| Current mood: | jazzy |
| Current music: | Stan Getz/Joao Gilberto |
Week Four (a day late): Historia Technologica
Break on Through
A general comment on the Hawisher et al text: while it appears the authors have taken great pains to be inclusive with the structure of the book, i.e. including interviews and adding sidebars along each page to bring in other voices, I find there’s a very important voice being silenced—mine! With all the text crowding in the margins, the physical layout of the book makes it very difficult for me to add my own reading notes. As a result, I don’t feel encouraged to write much of my own commentary. As I read, I also found myself skipping a lot of the “margin narratives,” because it was just too much for me to take those and the “central” narrative in at once. Nice try gals and guys, but it was a bit of a mess for this reader.
OurStory/TheirStory
After reading the Hawisher and Inman texts, I was struck by how much I learned about the history of composition in general, and not just of computers and composition. Of course, this feeling is probably unique to me because I keep identifying myself as “not (yet) a rhet/comp person.” For example, I didn’t realize that the paradigm shift from current-traditional, product-emphasis pedagogy to process emphasis pedagogy was so late—1979 to 1982 is what Hawisher records in the book. I guess I was under the impression that this emphasis began in the late 60’s, early 70’s, to follow the civil rights movement and the general progressive trends of the 60’s (process seems to equate to progress, for me). Because the process paradigm is still so well-established today, and because it seems to have been in place since I began writing, I can’t imagine a world without it. I guess I am a “process native,” similar to those “technology natives” that Dr. Blair mentioned in a reply to my last post.
Anyway, when I consider the cultural narratives surrounding technology use, the first thing that comes to mind is the relationship between class and access. If you couldn’t afford to purchase the growing technology, you simply were shut out from using it, and completely out of the dialogue surrounding the development and use of technology, from education to work to play. Similarly, if your community was not privileged enough to have access to technology—say, you didn’t have up-to-date or even working computers at your local library or in your school—you were shut out. One personal class/access narrative: I recall the “Soup Labels for Computers” campaign that was pushed on all the students at my (mostly white) Catholic elementary school. Though we were a private school, our student body was composed of children from middle to low-middle class families, and we couldn’t afford to allocate much money to “luxuries” such as computers seemed to be back then. I remember my mother saving every soup label from every can of Campbell’s soup we purchased between the years of 1985-2000 (and scolding me when I forgot to save the labels) so that all the parents working together could buy a few Apple computers for our school.

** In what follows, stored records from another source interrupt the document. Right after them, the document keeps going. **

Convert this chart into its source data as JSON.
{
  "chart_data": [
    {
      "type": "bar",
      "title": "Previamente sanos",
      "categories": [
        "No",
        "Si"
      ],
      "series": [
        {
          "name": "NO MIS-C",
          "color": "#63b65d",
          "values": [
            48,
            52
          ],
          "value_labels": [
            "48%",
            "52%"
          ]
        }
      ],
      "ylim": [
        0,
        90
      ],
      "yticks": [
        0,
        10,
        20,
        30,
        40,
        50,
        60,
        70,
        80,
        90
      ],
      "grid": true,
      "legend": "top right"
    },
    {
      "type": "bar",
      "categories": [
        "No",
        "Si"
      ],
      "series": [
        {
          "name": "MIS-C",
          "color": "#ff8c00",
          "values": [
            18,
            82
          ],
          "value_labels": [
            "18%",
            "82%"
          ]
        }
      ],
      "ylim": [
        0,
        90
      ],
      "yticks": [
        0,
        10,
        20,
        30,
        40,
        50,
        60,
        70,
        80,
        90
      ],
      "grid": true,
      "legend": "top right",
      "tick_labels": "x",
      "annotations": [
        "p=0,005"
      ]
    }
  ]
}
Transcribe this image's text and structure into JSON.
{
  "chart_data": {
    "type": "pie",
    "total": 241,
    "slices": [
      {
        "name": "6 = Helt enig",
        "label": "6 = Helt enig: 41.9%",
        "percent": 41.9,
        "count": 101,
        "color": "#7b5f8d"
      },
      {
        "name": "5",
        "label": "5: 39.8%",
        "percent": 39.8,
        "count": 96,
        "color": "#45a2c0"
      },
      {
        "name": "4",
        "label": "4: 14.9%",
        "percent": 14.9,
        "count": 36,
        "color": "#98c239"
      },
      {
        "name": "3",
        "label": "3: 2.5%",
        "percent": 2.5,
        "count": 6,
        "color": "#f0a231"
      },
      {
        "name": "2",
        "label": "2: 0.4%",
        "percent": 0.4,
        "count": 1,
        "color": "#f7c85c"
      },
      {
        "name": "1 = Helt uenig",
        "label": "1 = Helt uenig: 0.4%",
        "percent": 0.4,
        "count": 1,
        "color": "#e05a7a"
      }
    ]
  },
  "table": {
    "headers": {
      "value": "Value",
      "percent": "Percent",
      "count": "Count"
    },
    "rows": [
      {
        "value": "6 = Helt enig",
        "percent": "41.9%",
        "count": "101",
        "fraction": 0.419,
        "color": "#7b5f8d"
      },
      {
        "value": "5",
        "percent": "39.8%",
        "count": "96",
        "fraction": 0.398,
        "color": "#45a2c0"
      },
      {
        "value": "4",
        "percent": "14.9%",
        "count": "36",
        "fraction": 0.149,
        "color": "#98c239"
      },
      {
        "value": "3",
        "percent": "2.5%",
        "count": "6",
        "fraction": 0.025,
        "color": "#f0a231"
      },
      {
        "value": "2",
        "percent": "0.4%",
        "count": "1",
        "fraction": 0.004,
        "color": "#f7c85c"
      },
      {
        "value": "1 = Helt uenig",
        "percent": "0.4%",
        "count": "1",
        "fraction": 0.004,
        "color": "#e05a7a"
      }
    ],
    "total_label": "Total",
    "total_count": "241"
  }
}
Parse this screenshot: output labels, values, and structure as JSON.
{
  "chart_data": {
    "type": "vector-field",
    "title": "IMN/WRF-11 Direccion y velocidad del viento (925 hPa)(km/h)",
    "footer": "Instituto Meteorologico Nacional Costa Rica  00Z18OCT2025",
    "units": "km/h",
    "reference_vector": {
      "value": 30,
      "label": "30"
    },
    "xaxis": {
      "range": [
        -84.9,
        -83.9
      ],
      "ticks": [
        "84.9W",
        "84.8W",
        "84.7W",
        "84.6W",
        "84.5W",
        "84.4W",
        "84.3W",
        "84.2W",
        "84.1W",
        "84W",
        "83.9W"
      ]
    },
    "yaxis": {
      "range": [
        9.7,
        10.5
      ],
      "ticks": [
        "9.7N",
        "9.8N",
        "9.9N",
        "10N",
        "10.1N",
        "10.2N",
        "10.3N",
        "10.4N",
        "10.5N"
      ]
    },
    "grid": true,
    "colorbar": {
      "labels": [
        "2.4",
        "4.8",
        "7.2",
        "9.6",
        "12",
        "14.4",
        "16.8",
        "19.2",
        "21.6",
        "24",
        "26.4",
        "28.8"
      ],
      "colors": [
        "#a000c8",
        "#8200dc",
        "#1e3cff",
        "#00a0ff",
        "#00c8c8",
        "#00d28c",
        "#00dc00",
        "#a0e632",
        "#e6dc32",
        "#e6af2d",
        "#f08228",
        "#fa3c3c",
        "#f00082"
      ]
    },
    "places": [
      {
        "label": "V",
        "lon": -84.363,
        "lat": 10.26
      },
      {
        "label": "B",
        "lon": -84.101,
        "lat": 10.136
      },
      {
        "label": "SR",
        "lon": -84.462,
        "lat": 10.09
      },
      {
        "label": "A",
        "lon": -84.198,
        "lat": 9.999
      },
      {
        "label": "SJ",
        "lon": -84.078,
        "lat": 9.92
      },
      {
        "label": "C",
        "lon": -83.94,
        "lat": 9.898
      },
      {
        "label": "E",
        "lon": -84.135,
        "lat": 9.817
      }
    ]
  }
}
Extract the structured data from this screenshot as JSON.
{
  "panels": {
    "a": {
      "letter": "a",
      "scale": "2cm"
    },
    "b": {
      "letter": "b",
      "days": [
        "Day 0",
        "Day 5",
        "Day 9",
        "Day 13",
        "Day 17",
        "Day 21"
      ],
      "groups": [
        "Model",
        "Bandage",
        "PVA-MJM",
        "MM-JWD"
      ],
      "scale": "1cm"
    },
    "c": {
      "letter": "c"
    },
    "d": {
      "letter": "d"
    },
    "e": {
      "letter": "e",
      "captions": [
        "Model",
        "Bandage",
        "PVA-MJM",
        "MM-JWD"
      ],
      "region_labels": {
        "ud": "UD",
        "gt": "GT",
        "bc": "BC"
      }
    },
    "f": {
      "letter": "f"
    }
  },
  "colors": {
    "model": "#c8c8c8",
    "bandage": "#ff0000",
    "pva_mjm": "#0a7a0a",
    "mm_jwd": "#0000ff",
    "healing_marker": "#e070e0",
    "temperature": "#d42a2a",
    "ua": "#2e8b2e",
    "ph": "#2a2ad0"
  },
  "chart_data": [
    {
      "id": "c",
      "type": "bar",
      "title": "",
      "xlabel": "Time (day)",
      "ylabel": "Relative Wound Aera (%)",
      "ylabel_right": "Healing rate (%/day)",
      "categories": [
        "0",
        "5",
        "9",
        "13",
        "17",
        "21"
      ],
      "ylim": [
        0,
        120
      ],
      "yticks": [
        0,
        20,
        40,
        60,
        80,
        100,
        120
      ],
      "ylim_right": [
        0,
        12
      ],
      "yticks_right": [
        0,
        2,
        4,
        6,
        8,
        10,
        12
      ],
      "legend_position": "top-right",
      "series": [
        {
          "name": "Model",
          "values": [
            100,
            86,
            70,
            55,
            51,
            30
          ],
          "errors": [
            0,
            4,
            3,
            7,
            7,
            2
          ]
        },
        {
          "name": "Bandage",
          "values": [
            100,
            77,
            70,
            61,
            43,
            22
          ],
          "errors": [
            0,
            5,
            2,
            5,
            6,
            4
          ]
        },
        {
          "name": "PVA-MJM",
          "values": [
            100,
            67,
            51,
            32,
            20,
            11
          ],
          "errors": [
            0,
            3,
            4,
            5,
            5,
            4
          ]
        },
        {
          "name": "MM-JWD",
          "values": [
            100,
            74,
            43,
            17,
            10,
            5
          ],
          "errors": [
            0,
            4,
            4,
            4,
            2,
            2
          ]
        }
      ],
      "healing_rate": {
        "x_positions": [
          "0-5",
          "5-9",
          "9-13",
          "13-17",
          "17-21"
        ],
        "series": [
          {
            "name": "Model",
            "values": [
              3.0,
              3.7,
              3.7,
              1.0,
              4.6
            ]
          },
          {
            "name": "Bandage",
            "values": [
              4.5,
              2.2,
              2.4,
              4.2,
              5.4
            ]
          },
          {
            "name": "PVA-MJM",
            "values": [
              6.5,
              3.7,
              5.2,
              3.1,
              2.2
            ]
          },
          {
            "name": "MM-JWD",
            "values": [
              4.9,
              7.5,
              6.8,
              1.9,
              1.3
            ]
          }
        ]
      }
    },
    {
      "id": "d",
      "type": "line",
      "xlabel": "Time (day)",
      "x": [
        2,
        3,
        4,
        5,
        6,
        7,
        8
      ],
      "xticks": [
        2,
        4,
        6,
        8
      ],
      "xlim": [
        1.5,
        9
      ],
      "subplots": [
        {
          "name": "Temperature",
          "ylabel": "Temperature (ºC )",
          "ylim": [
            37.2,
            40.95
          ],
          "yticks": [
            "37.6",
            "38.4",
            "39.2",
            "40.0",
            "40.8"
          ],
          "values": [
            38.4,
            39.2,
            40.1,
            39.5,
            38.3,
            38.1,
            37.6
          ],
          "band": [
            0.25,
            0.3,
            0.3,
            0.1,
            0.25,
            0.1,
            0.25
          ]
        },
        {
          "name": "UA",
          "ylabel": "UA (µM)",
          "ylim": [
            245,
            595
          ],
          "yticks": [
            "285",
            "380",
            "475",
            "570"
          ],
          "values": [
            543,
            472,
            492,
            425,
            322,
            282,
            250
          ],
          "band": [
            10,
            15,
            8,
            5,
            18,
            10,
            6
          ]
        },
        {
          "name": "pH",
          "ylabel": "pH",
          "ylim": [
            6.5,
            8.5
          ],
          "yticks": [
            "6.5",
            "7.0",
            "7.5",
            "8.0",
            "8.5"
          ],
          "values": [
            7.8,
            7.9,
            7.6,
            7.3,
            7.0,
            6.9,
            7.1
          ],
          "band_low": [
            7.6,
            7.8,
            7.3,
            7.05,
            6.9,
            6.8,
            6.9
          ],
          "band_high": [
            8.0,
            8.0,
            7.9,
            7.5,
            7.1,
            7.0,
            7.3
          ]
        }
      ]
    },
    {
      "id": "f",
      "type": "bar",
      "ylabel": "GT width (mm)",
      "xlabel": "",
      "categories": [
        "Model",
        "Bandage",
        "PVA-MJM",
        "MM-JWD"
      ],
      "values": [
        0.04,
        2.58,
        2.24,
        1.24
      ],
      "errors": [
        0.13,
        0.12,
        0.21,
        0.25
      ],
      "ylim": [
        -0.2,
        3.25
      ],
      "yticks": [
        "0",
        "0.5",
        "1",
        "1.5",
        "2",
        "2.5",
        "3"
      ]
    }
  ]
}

Perhaps for some of us the “class gap” has narrowed in recent years, as technologies become less expensive and computers in the classroom are recognized as necessities, not luxuries, and thus more public funding goes to bringing up-to-date technology to more schools. However, that doesn’t mean that the gap has narrowed for everyone. As narratives of race are often connected to narratives of class, I suspect that people of color have experienced little change in their public educational access to technology, simply because resources in their districts remain scarce compared to white districts (whose constituents have more income, better access to talented grant writers, more influence in federal, state and local governments, etc.).
I hope to read more about class and race narratives in technology.
Hey, Julie, Where’s Your Podcast?
Yeah, that. Good podcasting takes a lot of time and effort. My computer is not the newest, I’m running a PC (a Mac might be more helpful), I don’t have a stellar microphone, I’m still learning this stuff, and I’m in grad school—that means I’m poor and busy. So maybe the Study Hall will be a monthly podcast. Don’t worry, fans (all 3 of you)—just like the Highlander, there will be another.